• X-Carve Tool Organization!

    I keep losing router bits and have been putting off making an organizer for DECADES. I got mad at myself after buying two of the same really expensive 1/4” round-over bit and decided to fix my lack of organization. In the process of that project, I was bit by the OCD bug and ended up cutting organizers for all my router bits, X-Carve bits, router and X-Carve tools, and material clamps and hold downs.

    I used the free web version of Easel to do almost all of the designs – except the tool organizer, which I used AutoCAD for initially. You could probably do it with Fusion360 or the pay version of Easel as well, but I have been an AutoCAD used since I was 14 and 32 years of using the tool makes it my go-to for 2D drafting. Jeez, I am old…

  • Starbucks Mug Display Shelf

    My wife and I have a little problem – Starbucks mugs…. We have 119 and counting of the “You Are Here,” “Been There,” and “City Mugs.” We have run out of room and need some storage/display shelves. I am at a stopping point with our pantry cabinet build, because of the mandatory Covid-19 closures – I need granite, paint, and a mirror to finish the job, so I took this time to address the mug situation AND add to the scope of the pantry cabinet project by installing a 43”X60” 10-shelf unit on the opposite wall of the small room. We live in a 1928 Craftsman bungalow and have attempted to replicate what would have been in the house originally when we have remodeled or updated and I wanted this piece to be a part of that, so I decided to build it in the same style as the rest of the house and design it for uses other than Starbucks mugs, like maybe it would have held grandma’s fine china cups and saucers back in the day. In 20 years, I want a prospective buyer to marvel at all the “original” built-ins that have “lovingly survived.” As far as our use – it will hold 122 extra large Starbucks mugs, a couple of platters, and a smattering of espresso cups. Coupled with some storage in the pantry cabinet, that should satisfy our need for coffee mug room for a few years.
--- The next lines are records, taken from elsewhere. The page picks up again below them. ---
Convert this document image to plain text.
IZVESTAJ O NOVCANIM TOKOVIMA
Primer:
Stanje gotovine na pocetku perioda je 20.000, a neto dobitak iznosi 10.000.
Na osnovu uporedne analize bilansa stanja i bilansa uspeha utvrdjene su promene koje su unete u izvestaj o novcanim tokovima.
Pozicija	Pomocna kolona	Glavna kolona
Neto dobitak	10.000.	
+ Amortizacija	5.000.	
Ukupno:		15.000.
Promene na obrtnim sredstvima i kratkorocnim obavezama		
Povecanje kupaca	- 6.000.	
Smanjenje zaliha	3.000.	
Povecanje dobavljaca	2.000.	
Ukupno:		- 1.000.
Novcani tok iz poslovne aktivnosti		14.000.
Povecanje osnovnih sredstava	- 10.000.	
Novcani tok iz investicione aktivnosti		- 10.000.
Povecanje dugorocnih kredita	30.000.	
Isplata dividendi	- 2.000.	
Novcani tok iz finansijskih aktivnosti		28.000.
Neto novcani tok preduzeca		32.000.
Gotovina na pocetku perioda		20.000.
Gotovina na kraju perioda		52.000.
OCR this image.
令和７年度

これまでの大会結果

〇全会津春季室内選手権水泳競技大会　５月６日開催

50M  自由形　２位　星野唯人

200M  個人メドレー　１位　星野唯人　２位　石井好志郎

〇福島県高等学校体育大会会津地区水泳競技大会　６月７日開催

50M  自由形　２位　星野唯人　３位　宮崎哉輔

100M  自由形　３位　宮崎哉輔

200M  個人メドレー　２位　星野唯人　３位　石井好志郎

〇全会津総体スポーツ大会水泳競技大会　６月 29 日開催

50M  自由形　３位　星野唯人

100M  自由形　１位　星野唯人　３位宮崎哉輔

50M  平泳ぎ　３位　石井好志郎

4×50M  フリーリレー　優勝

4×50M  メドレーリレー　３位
I built the unit out of 3/4” #2 poplar and 1/4” plywood that I had on hand from other projects and used the dregs of three cans of my favorite Benjamin Moore trim and cabinet paint. All told, I have about 8 hours into this build and will spend another 45 minutes sanding, caulking, and painting the final coat of paint when the pantry cabinet is completes as well. I didn’t make a drawing of it, but I can if someone wants to build one as well, let me know. Starbucks Mug P0rn: https://starbucks-mugs.com

  • Restoring a 100+ Year Old Blacksmith Sledge Hammer

    I picked up a blacksmith striker sledge for almost nothing from a cast off tool bin at a local architectural salvage place in Seattle. I saw treasure through the rust, slapped the cash down on the counter, and ran out of that place like Sméagol with the One Ring…. It sat with my other pretty and precious things in the shop for a couple of months – waiting.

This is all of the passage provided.